Winkler Prins Encyclopedie

E. de Bruyne, G.B.J. Hiltermann en H.R. Hoetink (1947)

Gepubliceerd op 05-01-2022

Bateau-porte

betekenis & definitie

of schipdeur is een drijvende afsluiter van een gegraven dok of van de waterzijde ener scheepshelling. Zij is voorzien van ballastkamers en van een pompinstallatie, zodat water kan worden ingelaten of uitgepompt.

Met water aan boord zinkt de deur. De einden zijn als stevens uitgevoerd, aansluitend op een in hoofdzaak horizontale kiel.

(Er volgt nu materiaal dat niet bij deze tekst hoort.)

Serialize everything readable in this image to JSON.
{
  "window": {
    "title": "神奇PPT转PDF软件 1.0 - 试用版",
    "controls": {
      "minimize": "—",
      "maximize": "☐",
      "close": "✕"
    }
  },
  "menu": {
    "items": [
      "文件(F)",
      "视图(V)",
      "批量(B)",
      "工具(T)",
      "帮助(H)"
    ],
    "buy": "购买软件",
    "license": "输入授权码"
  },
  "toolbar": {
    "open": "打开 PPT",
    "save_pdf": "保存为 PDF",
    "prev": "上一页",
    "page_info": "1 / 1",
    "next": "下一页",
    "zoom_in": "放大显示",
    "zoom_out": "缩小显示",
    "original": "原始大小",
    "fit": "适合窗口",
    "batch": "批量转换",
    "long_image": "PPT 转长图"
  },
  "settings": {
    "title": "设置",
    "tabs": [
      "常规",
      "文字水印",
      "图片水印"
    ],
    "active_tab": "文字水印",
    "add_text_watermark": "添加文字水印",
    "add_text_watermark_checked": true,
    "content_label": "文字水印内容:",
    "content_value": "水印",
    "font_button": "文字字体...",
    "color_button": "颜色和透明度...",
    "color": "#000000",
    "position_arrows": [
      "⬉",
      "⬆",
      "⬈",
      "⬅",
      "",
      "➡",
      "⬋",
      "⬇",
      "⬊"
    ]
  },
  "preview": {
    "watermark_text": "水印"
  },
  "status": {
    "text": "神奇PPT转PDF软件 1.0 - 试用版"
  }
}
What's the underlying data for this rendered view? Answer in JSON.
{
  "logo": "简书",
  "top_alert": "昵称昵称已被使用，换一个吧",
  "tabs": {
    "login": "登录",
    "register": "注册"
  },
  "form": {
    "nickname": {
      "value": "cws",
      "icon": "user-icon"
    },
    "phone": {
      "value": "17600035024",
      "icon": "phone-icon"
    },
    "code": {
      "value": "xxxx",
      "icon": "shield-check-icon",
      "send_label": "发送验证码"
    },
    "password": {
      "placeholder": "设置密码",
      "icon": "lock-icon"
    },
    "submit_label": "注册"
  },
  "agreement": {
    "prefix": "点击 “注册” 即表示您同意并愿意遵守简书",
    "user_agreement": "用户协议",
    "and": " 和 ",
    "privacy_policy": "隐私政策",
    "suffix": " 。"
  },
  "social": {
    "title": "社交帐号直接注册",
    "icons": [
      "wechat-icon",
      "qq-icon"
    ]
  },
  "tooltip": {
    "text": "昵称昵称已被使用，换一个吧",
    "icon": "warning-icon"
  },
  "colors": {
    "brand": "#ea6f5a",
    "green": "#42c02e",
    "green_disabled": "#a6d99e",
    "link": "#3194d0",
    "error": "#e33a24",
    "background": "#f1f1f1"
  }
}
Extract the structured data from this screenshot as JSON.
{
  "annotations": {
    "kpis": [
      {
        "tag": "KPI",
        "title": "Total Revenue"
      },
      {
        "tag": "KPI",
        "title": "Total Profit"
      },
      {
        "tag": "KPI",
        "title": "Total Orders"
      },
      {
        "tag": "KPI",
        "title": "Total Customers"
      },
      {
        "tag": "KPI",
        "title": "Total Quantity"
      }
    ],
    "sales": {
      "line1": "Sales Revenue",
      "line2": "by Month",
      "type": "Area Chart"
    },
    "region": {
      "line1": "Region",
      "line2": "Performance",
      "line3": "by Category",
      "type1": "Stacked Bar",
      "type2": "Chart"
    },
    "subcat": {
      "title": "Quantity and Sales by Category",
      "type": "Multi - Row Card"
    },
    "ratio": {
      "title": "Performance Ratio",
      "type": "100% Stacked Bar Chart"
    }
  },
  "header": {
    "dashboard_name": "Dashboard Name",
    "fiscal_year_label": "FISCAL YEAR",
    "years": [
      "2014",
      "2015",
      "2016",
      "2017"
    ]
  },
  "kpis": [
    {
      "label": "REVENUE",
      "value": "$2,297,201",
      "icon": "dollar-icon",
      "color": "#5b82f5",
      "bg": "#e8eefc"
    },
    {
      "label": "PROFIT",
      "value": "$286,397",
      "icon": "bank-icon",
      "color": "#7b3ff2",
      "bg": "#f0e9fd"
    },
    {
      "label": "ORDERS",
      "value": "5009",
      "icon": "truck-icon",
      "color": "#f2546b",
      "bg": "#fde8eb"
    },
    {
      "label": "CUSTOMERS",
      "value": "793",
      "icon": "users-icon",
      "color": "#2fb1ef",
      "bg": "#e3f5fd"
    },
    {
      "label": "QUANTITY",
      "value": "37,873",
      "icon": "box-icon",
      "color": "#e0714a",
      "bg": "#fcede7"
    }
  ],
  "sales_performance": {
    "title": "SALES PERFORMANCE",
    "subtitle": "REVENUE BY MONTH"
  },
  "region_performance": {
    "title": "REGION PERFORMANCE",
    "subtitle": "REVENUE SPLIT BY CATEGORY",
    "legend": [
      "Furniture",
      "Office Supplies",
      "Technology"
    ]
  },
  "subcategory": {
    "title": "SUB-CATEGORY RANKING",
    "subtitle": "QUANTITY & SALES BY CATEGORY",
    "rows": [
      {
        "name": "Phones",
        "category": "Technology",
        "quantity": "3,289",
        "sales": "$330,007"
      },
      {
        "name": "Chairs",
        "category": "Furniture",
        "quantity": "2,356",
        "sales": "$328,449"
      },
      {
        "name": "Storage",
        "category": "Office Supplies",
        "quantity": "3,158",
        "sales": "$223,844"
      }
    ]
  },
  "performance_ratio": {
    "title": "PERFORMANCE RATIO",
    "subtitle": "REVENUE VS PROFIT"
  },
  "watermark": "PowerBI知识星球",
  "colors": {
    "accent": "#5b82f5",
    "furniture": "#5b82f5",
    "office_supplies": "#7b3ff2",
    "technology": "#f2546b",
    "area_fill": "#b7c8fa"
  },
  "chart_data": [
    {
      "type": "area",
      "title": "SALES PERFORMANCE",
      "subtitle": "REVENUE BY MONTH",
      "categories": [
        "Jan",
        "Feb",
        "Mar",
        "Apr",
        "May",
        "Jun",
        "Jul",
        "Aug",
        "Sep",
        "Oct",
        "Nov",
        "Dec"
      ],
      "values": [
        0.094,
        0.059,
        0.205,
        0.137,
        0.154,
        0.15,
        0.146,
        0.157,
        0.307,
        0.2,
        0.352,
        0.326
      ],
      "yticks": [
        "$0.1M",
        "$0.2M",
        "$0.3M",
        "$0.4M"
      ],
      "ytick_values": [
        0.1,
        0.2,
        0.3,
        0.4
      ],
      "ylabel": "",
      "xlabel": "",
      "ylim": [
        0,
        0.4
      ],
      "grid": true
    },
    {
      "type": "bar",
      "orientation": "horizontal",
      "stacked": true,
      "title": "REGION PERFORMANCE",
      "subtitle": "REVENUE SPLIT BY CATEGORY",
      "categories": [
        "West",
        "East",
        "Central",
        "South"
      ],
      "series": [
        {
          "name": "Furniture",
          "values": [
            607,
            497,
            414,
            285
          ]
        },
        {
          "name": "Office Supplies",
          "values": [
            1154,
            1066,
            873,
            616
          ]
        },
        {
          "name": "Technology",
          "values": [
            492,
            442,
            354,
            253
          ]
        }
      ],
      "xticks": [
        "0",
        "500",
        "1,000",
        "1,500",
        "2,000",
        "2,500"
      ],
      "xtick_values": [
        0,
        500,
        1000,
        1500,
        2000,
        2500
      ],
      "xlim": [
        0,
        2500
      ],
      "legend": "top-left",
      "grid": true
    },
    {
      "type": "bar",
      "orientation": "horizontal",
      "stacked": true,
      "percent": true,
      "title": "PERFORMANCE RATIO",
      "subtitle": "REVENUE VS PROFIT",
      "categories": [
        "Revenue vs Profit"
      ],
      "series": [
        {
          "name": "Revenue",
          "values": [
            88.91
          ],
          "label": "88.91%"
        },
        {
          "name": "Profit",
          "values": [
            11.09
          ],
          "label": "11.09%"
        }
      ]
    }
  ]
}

Stevens en kiel zijn met hout bekleed, waarop met werk opgevuld leder; het leder met werkvulling dient als elastische dichtingslaag, die tegen de aanslagkanten wordt geperst door de druk van het buitenwater, zodra de deur op de juiste plaats is gebracht, geballast en gezonken. Dokingang of hellingeinde zijn voorzien van een rondgaande sponning in het metselwerk, waarin kiel en stevens der bateau-porte passen. Wil men dok of helling vrijmaken, dan pompt men het water uit de waterkamers, de bateau-porte gaat drijven, en wordt weggesleept; en andersom. Voor het „oppompen” er van moet het buitenwater in dok of op hellingeinde worden gelaten, omdat een zeer gering niveauverschil aan weerszijden van de bateau-porte reeds een zeer grote aanlegdruk daarvan veroorzaakt, die ze eerst belet te rijzen; daarna — bij verder leegmaken der waterkamers — zou de bateau-porte plotseling loskomen en opspringen, waardoor ongelukken te verwachten zijn.